Kamis, 11 September 2014

Makalah sistem etika bisnis islam

A.      Sistem Etika Bisnis Islam
Sistem bisnis yang bersumber pada ajaran non-Islam ternyata telah menyebabkan malapetaka ekonomi, baik di dunia Barat maupun Timur. Malapetaka tersebut antara lain semakin membengkaknya jumlah pengangguran dimana-mana, jumlah orang miskin semakin hari terus meningkat. Faktor penyebabnya karena bisnis yang dipraktikkan oleh para pelakunya hanya berorientasi pada keuntungan materi (profit) semata, tanpa menghiraukan nilai-nilai luhur (kebajikan) kemanusiaan. Mereka banyak mempraktikkan sistem ribawi (bunga) yang hanya menguntungkan pemilik modal, sementara pihak pengutang terus terbebani untuk melunasi pinjaman pokok beserta bunganya.

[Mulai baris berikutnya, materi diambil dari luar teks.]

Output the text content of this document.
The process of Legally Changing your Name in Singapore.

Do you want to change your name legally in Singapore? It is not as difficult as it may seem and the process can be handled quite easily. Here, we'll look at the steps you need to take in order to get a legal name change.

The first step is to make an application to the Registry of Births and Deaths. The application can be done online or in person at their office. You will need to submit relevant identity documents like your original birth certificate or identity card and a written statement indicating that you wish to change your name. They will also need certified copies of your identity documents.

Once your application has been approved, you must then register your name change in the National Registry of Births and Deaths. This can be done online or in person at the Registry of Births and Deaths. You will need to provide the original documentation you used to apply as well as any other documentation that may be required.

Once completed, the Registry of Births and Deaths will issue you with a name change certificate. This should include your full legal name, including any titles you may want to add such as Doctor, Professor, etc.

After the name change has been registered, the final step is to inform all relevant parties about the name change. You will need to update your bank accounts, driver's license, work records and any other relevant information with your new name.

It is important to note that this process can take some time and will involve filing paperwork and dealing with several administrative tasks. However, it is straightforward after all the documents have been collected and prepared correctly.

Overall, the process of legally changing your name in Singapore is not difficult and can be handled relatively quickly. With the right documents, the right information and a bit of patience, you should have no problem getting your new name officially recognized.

 Untuk mengatasi keprihatinan ekonomi itu, Islam sebagai agama fitrah dan rahmatan lil’alamin memberikan solusi terbaik yang bisa mengatasi manusia dari keterburukan. Islam menawarkan konsep bisnis yang bersih dari berbagai perbuatan kotor dan tercela yang jauh dari keadilan, juga sebuah konsep yang memiliki visi yang jauh ke depan. Namun demikian yang dikejar dalam Islam tidak hanya keuntungan duniawi semata, tetapi keuntungan materi yang halal yang penuh barakah yang akan membawa kebahagiaan di dunia dan akhirat.

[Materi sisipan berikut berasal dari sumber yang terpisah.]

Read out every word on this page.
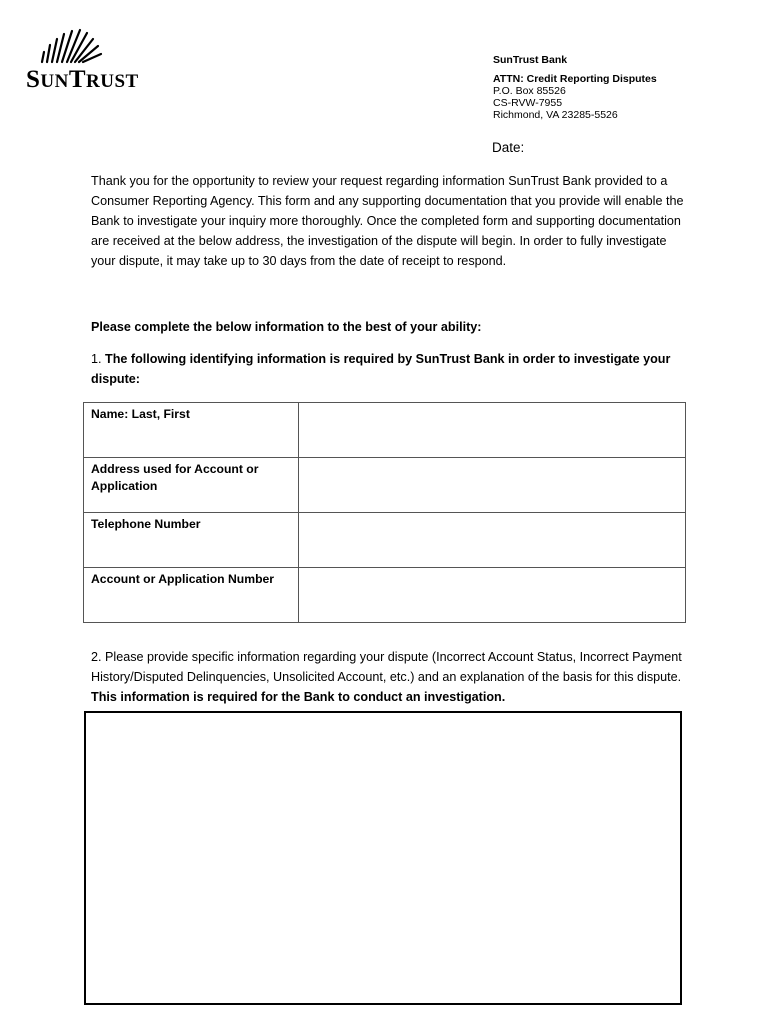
SUNTRUST
SunTrust Bank
ATTN: Credit Reporting Disputes
P.O. Box 85526
CS-RVW-7955
Richmond, VA 23285-5526
Date:
Thank you for the opportunity to review your request regarding information SunTrust Bank provided to a Consumer Reporting Agency. This form and any supporting documentation that you provide will enable the Bank to investigate your inquiry more thoroughly. Once the completed form and supporting documentation are received at the below address, the investigation of the dispute will begin. In order to fully investigate your dispute, it may take up to 30 days from the date of receipt to respond.
Please complete the below information to the best of your ability:
1. The following identifying information is required by SunTrust Bank in order to investigate your dispute:
Name: Last, First	
Address used for Account or Application	
Telephone Number	
Account or Application Number	
2. Please provide specific information regarding your dispute (Incorrect Account Status, Incorrect Payment History/Disputed Delinquencies, Unsolicited Account, etc.) and an explanation of the basis for this dispute. This information is required for the Bank to conduct an investigation.
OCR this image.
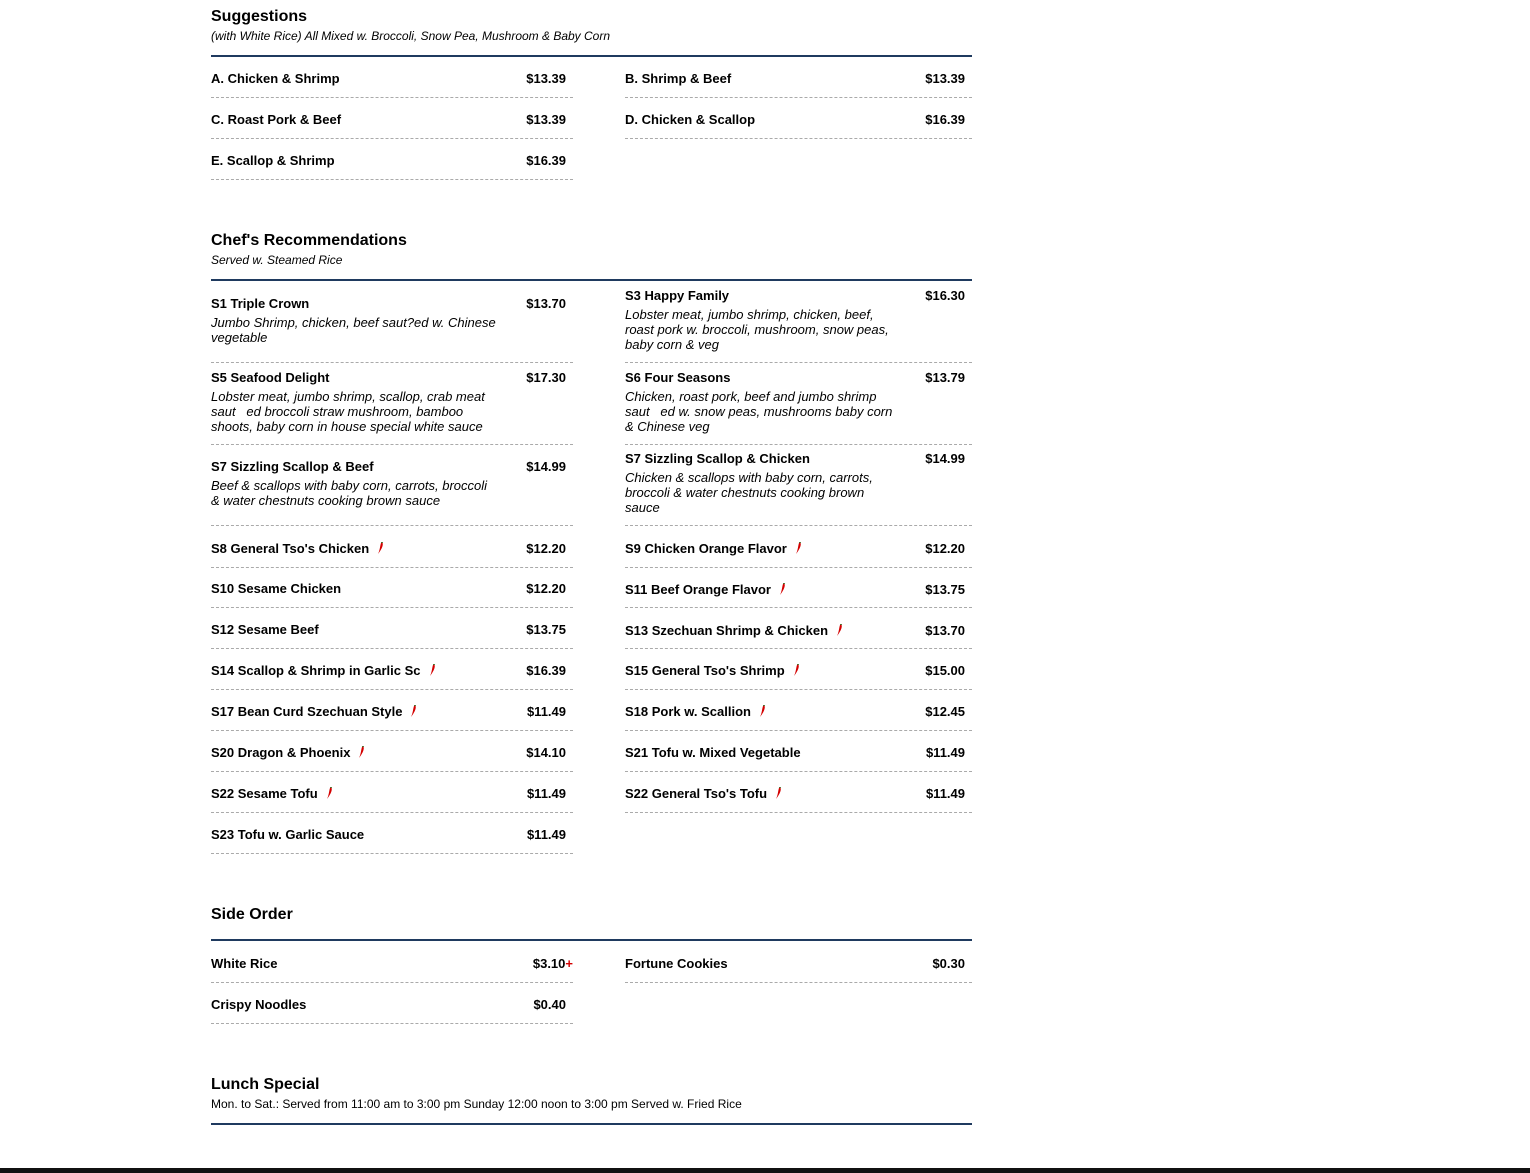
Suggestions
(with White Rice) All Mixed w. Broccoli, Snow Pea, Mushroom & Baby Corn
A. Chicken & Shrimp	$13.39	B. Shrimp & Beef	$13.39
C. Roast Pork & Beef	$13.39	D. Chicken & Scallop	$16.39
E. Scallop & Shrimp	$16.39
Chef's Recommendations
Served w. Steamed Rice
S1 Triple Crown	$13.70
Jumbo Shrimp, chicken, beef saut?ed w. Chinese vegetable
S3 Happy Family	$16.30
Lobster meat, jumbo shrimp, chicken, beef, roast pork w. broccoli, mushroom, snow peas, baby corn & veg
S5 Seafood Delight	$17.30
Lobster meat, jumbo shrimp, scallop, crab meat saut   ed broccoli straw mushroom, bamboo shoots, baby corn in house special white sauce
S6 Four Seasons	$13.79
Chicken, roast pork, beef and jumbo shrimp saut   ed w. snow peas, mushrooms baby corn & Chinese veg
S7 Sizzling Scallop & Beef	$14.99
Beef & scallops with baby corn, carrots, broccoli & water chestnuts cooking brown sauce
S7 Sizzling Scallop & Chicken	$14.99
Chicken & scallops with baby corn, carrots, broccoli & water chestnuts cooking brown sauce
S8 General Tso's Chicken	$12.20	S9 Chicken Orange Flavor	$12.20
S10 Sesame Chicken	$12.20	S11 Beef Orange Flavor	$13.75
S12 Sesame Beef	$13.75	S13 Szechuan Shrimp & Chicken	$13.70
S14 Scallop & Shrimp in Garlic Sc	$16.39	S15 General Tso's Shrimp	$15.00
S17 Bean Curd Szechuan Style	$11.49	S18 Pork w. Scallion	$12.45
S20 Dragon & Phoenix	$14.10	S21 Tofu w. Mixed Vegetable	$11.49
S22 Sesame Tofu	$11.49	S22 General Tso's Tofu	$11.49
S23 Tofu w. Garlic Sauce	$11.49
Side Order
White Rice	$3.10+	Fortune Cookies	$0.30
Crispy Noodles	$0.40
Lunch Special
Mon. to Sat.: Served from 11:00 am to 3:00 pm Sunday 12:00 noon to 3:00 pm Served w. Fried Rice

Al-Quran juga menegaskan bahwa bisnis itu adalah tindakan yang halal dan dibolehkan. Perdagangan yang jujur dan bisnis yang transparan sangat dihargai, direkomendasikan dan dianjurkan. Bisnis yang benar-benar sukses menurut al-Quran adalah bisnis yang dapat membawa keuntungan pada pelakunya dalam dua fase kehidupan yang fana dan terbatas yakni dunia, sekaligus kehidupan yang abadi dan tidak terbatas yakni akhirat. Adalah merupakan tindakan yang bijaksana bagi seorang pelaku bisnis apabila dalam tindakannya mampu meninggalkan keuntungan yang cepat namun fana, demi mengejar keuntungan yang lama, namun abadi.[1]

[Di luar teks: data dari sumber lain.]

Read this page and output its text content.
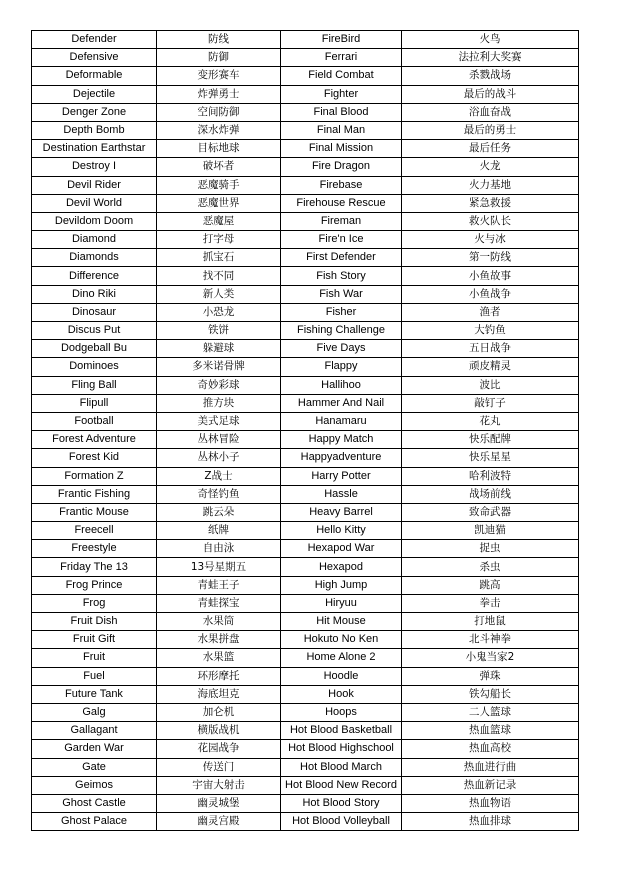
Defender	防线	FireBird	火鸟
Defensive	防御	Ferrari	法拉利大奖赛
Deformable	变形赛车	Field Combat	杀戮战场
Dejectile	炸弹勇士	Fighter	最后的战斗
Denger Zone	空间防御	Final Blood	浴血奋战
Depth Bomb	深水炸弹	Final Man	最后的勇士
Destination Earthstar	目标地球	Final Mission	最后任务
Destroy I	破坏者	Fire Dragon	火龙
Devil Rider	恶魔骑手	Firebase	火力基地
Devil World	恶魔世界	Firehouse Rescue	紧急救援
Devildom Doom	恶魔屋	Fireman	救火队长
Diamond	打字母	Fire'n Ice	火与冰
Diamonds	抓宝石	First Defender	第一防线
Difference	找不同	Fish Story	小鱼故事
Dino Riki	新人类	Fish War	小鱼战争
Dinosaur	小恐龙	Fisher	渔者
Discus Put	铁饼	Fishing Challenge	大钓鱼
Dodgeball Bu	躲避球	Five Days	五日战争
Dominoes	多米诺骨牌	Flappy	顽皮精灵
Fling Ball	奇妙彩球	Hallihoo	波比
Flipull	推方块	Hammer And Nail	敲钉子
Football	美式足球	Hanamaru	花丸
Forest Adventure	丛林冒险	Happy Match	快乐配牌
Forest Kid	丛林小子	Happyadventure	快乐星星
Formation Z	Z战士	Harry Potter	哈利波特
Frantic Fishing	奇怪钓鱼	Hassle	战场前线
Frantic Mouse	跳云朵	Heavy Barrel	致命武器
Freecell	纸牌	Hello Kitty	凯迪猫
Freestyle	自由泳	Hexapod War	捉虫
Friday The 13	13号星期五	Hexapod	杀虫
Frog Prince	青蛙王子	High Jump	跳高
Frog	青蛙探宝	Hiryuu	拳击
Fruit Dish	水果筒	Hit Mouse	打地鼠
Fruit Gift	水果拼盘	Hokuto No Ken	北斗神拳
Fruit	水果篮	Home Alone 2	小鬼当家2
Fuel	环形摩托	Hoodle	弹珠
Future Tank	海底坦克	Hook	铁勾船长
Galg	加仑机	Hoops	二人篮球
Gallagant	横版战机	Hot Blood Basketball	热血篮球
Garden War	花园战争	Hot Blood Highschool	热血高校
Gate	传送门	Hot Blood March	热血进行曲
Geimos	宇宙大射击	Hot Blood New Record	热血新记录
Ghost Castle	幽灵城堡	Hot Blood Story	热血物语
Ghost Palace	幽灵宫殿	Hot Blood Volleyball	热血排球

Objek Etika Bisnis Islam apabila dilihat dari pelaku atau pengelola dalam melakukan bisnis atau usaha yang pada dasarnya secara sederhana dapat dilakukan individu-individu tertentu, namun ketika manusia menyadari keterbatasan dirinya dan semakin banyak tantangan di dunia bisnis yang akan dihadapi. Sehingga semakin banyak bisnis yang hanya mungkin dapat dilaksanakan oleh suatu usaha bersama antar individu-individu yang terorganisasi dalam suatu organisasi yakni dalam bentuk perusahaan, persekutuan, koperasi, atau perseroan terbatas. Akan tetapi, ketika bisnis masih dilakukan oleh individu-individu tertentu, maka bisnis masih merupakan aktivitas yang dapat menimbulkan efek-efek yang kompleks kecuali pada individu-individu yang bersangkutan. Namun setelah bisnis dilakukan secara terorganisasi dengan melibatkan banyak individu dalam manajemen perusahaan serta menimbulkan efek-efek sosial yang bertumpu pada penyeimbangan berbagai macam kepentingan dari sudut pandang bisnis sebagai aktivitas maupun sebagai entitas yang terlepas dari etika.[2]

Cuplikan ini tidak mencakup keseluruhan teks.